Jadi Pelopor Perdagangan di Pasar Baru

Koran SINDO, Jurnalis
Kamis 26 Januari 2017 11:20 WIB
Foto: Koran Sindo
Share :

SEBAGAIMANA kota-kota besar di Indonesia, sejarah Kota Bandung juga tidak lepas dari keberadaan etnik Tionghoa. Konon etnik ini berpindah ke Bandung saat pecah Perang Diponegoro (1825-1830).

Setiba di Bandung, mereka sebagian besar tinggal di Kampung Suniaraja dan sekitar Jalan Petjinan Lama. Mereka menetap dan mencari nafkah di sana. Kemarin komunitas pencinta sejarah bernama Komunitas Aleut dan Best Western La Grande Hotel Bandung menyusuri tempat-tempat bersejarah etnik Tionghoa yang masih terjaga hingga kini. Destinasi pertama adalah sebuah kedai tua bernama Warung Kopi Purnama. Kedai di Jalan Alkateri No 22 Asia- Afrika Bandung ini sudah ada sejak 1930, didirikan oleh Yong A Thong asal Medan.

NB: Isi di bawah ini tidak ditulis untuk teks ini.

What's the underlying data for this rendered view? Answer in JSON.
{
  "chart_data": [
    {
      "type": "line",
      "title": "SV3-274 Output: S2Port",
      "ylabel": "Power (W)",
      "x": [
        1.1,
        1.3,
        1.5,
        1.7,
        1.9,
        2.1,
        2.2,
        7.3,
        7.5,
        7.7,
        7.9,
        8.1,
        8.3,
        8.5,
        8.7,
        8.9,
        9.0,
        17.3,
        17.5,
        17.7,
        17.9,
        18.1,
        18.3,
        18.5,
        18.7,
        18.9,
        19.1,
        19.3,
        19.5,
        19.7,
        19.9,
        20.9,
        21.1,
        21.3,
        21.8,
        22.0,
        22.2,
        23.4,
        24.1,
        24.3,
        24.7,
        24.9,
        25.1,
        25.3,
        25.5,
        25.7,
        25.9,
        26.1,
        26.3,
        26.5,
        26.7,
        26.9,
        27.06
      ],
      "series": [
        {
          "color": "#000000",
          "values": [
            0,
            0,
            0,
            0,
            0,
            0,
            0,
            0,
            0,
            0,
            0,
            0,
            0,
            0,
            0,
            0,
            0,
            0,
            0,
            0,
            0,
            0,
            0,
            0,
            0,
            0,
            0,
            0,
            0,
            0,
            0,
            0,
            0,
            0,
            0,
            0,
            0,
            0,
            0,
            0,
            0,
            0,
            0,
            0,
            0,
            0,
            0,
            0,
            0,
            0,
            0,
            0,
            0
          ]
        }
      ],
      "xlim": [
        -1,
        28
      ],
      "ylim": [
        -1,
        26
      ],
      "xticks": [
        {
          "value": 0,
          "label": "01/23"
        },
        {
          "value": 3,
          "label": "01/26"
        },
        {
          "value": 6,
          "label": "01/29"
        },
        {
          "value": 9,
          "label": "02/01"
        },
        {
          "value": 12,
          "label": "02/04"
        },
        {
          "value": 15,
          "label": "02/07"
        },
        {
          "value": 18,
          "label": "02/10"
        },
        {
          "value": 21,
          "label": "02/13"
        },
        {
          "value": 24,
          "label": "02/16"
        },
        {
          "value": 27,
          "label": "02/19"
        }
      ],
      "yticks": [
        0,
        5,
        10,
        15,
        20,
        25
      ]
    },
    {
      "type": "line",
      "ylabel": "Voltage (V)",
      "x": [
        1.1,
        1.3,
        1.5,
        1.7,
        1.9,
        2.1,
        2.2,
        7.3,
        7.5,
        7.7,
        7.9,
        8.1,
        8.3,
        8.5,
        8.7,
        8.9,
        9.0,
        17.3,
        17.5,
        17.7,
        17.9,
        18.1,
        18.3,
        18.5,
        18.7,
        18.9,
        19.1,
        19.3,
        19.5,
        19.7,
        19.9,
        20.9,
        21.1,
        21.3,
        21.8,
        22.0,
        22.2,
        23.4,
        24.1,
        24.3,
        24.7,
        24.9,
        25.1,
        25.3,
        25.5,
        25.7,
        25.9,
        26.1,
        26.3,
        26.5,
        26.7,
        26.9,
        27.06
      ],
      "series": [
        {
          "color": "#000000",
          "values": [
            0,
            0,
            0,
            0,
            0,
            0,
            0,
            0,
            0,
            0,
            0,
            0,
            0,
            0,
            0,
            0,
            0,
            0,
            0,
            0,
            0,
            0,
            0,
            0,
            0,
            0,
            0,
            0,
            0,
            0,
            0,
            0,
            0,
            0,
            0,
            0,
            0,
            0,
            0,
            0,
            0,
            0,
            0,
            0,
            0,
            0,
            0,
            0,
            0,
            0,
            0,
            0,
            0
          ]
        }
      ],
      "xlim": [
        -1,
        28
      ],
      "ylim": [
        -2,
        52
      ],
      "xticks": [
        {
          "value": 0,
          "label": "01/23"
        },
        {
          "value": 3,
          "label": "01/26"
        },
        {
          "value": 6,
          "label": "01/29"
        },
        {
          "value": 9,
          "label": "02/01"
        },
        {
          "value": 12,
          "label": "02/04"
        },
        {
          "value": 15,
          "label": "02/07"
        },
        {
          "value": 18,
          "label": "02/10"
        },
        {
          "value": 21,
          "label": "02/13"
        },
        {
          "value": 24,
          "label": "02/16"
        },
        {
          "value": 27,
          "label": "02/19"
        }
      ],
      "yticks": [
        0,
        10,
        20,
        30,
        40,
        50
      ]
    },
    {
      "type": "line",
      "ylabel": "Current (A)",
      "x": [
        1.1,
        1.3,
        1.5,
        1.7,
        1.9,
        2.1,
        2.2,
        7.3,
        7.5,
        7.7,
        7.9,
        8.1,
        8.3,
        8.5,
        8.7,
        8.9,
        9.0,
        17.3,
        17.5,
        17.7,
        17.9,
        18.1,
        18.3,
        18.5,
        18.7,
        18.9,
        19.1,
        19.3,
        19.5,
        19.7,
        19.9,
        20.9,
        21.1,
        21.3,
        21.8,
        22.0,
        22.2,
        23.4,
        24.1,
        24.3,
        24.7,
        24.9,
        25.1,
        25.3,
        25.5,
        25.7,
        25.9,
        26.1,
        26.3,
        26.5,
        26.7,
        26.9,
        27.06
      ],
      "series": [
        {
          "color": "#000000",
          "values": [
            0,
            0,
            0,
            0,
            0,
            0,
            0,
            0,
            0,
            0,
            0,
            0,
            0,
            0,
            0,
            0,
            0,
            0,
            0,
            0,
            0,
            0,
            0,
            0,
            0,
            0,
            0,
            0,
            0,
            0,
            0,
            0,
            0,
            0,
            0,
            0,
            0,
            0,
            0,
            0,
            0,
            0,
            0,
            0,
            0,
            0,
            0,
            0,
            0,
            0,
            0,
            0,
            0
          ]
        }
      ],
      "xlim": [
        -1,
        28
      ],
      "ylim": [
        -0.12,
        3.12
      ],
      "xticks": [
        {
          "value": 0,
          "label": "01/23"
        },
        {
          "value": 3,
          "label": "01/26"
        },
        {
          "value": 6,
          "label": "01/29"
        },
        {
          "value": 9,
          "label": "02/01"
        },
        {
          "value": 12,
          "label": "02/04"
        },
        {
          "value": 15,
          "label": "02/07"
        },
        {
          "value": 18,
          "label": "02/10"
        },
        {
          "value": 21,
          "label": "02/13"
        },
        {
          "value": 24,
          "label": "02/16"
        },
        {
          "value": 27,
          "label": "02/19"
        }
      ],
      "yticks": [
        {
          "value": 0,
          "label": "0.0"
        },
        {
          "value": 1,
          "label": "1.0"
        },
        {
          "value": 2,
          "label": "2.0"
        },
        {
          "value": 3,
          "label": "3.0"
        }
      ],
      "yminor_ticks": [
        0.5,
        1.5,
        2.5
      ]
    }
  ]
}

Dia memperkenalkan kopi tiam di kawasan itu, kini kedai kopi dikelola generasi keempat. Masuk ke kedai ini seperti dibawa ke suasana Bandung zaman kolonial. Kursi-kursi jati dan meja marmer menyambut hangat, konon furnitur ini tidak pernah diganti sejak kedai ini dibuka. Masih berhubungan dengan kopi, destinasi kedua adalah Pabrik Kopi Aroma di kawasan Banceuy. Bangunannya bergaya pecinan, serba-tertutup kecuali satu pintu kecil yang terbuka tempat pembeli mengantre. Aroma kopi sudah memenuhi udara beberapa meter sebelum sampai ke toko ini.

Didirikan oleh Tan How Sian pada 1930, toko kopi ini sekarang menjadi salah satu oleh-oleh yang wajib dibawa dari Bandung. Kawasan pecinan yang masih terjaga adalah Jalan Petjinan Lama. Jalan ini berada tepat di samping Jalan Banceuy dan mengarah langsung menuju Pasar Baru. “Pasar Baru rupanya menjadi asal-muasal perdagangan di kota ini dan terdapat sejarah literasi etnik Tionghoa di sini. Kawasan dagang para saudagar kaya asal Sunda, Jawa, Palembang, India, dan Arab,” ujar Koordinator Literasi Komunitas Aleut, Irfan Teguh Pribadi.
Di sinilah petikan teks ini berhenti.